The dollar has regained ground in the wake of Jerome Powell’s testimony to congress. However, with key levels intact, we need to see EUR/USD, GBP/USD and USD/JPY break support/resistance to signal a medium-term trend shift.

EUR/USD at crucial double top neckline

Representing the neckline of a double top formation, EUR/USD is trading at the crucial $1.2205 swing low.

This will be a crucial level for today’s trade, with an hourly or four-hour close below this level providing a bearish outlook going forward. As such, watch for a break below or reversal higher from here.

GBP/USD heads back into 76.4% support once more

GBP/USD is turning lower into the 76.4% retracement again this morning, following two failed attempts to break below that level over recent days.

This could be the source of another push higher. However, with a lower high formed last Friday, there is a chance that we could bring a more bearish medium-term picture, with a break below $1.3764. As such, watch for a reaction at this 76.4% retracement ($1.3855), where a break lower could point towards the beginning of another period of weakness for the pair.

USD/JPY rallies, yet can it break above key resistance

USD/JPY is attempting to regain ground, as it seeks to reverse much of the losses seen earlier this month.
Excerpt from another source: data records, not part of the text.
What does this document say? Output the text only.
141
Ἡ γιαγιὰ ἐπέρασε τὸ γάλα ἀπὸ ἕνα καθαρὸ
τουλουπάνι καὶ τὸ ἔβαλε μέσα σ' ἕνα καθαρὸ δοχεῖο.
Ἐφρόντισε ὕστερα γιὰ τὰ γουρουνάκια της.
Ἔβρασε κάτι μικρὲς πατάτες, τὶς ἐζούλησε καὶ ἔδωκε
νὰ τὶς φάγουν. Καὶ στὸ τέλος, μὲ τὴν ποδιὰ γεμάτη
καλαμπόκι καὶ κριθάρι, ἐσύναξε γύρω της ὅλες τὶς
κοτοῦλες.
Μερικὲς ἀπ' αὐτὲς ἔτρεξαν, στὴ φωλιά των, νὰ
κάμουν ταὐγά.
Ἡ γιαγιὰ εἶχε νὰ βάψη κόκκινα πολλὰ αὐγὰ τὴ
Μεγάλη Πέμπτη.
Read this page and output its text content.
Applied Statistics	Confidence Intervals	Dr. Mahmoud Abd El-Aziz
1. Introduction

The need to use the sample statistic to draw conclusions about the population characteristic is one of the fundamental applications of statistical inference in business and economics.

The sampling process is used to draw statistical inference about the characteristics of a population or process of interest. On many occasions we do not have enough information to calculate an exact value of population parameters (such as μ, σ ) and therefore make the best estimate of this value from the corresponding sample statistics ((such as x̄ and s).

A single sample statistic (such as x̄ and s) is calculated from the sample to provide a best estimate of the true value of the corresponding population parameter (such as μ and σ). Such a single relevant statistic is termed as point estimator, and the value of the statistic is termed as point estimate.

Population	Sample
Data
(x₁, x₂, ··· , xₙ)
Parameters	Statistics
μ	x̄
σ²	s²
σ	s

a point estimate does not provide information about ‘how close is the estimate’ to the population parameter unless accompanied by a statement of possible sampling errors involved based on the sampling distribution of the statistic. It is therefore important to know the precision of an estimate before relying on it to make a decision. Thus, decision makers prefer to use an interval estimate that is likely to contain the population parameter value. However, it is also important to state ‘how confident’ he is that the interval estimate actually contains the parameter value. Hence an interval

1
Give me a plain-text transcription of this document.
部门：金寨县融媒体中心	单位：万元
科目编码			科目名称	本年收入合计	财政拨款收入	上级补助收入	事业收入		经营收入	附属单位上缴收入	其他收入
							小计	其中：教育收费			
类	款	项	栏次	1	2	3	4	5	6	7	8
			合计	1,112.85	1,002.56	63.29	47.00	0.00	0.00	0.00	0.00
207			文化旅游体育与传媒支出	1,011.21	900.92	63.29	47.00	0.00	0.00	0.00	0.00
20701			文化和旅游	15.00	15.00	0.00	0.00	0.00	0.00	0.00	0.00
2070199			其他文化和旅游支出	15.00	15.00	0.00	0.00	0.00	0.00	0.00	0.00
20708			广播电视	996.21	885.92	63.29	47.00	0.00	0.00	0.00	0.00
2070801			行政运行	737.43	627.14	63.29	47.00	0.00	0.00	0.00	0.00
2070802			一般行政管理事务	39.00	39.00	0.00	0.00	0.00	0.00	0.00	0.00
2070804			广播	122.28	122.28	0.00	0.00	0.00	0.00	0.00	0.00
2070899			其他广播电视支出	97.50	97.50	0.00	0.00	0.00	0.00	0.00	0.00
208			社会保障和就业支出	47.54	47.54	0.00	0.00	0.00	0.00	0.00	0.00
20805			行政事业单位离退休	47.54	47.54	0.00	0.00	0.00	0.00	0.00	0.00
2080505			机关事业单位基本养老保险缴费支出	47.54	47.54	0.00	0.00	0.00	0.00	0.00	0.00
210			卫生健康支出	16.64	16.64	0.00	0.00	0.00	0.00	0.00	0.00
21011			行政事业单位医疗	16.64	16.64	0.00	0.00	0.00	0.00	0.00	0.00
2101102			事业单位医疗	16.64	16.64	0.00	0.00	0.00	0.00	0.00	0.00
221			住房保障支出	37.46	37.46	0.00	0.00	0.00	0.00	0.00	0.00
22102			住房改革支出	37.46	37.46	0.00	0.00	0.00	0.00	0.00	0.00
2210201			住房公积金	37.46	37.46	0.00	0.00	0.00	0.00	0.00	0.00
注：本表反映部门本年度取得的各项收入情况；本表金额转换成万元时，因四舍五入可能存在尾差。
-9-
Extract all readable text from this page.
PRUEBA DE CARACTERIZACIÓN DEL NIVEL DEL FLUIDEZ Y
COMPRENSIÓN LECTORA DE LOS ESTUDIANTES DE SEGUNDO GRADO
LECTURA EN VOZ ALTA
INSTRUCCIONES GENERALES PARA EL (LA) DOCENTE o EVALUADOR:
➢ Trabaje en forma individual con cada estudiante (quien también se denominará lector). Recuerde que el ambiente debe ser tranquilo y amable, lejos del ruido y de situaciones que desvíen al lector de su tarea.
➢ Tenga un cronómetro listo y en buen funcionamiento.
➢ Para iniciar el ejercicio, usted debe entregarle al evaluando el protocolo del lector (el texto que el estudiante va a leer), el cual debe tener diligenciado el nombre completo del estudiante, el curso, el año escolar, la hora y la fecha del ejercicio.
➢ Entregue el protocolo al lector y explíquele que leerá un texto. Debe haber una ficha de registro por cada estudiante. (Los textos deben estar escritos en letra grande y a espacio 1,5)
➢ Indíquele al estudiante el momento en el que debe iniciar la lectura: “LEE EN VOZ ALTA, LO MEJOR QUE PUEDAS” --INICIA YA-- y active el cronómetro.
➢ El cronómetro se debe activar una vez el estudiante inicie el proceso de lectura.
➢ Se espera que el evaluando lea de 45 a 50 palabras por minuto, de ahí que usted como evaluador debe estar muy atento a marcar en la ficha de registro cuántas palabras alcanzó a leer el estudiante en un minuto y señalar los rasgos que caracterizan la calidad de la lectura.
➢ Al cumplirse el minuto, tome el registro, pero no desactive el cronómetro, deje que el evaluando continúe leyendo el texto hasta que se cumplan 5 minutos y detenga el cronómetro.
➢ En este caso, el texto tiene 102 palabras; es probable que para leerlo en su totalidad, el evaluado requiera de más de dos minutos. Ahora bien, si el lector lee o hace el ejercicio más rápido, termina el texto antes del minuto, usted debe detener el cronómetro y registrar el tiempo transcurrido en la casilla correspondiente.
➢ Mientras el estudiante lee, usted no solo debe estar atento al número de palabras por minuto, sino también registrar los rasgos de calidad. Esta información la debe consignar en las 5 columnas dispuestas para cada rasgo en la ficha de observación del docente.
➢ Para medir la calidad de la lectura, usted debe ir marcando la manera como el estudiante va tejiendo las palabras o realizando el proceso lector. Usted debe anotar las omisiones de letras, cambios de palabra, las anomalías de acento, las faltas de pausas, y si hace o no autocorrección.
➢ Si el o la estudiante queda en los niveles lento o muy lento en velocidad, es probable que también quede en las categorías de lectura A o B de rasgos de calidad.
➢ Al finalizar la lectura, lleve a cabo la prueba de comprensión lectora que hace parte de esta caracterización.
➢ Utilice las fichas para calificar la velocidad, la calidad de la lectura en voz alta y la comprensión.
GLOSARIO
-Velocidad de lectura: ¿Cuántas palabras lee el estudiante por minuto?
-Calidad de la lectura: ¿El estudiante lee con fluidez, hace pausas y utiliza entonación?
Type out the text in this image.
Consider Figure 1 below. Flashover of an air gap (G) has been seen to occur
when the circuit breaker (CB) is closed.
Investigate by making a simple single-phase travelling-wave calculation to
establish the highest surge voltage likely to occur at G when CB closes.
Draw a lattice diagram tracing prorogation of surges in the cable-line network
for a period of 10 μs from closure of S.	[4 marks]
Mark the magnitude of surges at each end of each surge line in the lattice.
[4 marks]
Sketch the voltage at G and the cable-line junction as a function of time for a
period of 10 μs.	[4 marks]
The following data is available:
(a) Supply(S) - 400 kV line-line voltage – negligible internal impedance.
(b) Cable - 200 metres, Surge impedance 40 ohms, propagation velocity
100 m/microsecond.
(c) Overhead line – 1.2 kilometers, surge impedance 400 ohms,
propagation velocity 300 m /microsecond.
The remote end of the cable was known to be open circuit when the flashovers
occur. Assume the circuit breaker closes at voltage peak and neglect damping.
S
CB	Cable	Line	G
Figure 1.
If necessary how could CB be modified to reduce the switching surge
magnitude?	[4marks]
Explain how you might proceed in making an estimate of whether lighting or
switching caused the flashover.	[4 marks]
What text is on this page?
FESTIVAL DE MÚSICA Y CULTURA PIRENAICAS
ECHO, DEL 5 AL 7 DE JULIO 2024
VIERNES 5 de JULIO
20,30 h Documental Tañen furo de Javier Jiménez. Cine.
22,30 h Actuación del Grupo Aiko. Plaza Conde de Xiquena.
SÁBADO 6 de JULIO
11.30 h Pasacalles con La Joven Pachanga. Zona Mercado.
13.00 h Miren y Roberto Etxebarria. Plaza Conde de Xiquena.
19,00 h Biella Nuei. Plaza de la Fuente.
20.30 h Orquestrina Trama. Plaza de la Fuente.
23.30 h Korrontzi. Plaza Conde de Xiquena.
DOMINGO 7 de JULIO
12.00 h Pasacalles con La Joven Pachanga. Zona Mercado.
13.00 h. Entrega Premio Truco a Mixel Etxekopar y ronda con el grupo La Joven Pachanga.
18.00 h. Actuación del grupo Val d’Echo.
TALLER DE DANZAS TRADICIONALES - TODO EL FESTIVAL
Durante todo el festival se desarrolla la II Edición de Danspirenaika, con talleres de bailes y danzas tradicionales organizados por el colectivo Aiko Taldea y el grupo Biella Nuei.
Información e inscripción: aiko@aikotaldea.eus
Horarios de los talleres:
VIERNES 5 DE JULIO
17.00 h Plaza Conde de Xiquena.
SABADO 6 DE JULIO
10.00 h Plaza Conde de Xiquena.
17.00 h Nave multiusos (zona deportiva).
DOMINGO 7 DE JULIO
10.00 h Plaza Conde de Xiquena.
The downtrend is clearly established over recent months, and this means that the preference is to sell into this pair, unless the price action tells us otherwise. On this occasion, a break above ¥107.90 would negate the bearish outlook, setting a higher high and higher low. With the price having rallied into the 76.4%, there is a chance we could see a move lower from here. A break back through ¥107.90 would be the signal to negate that bearish view.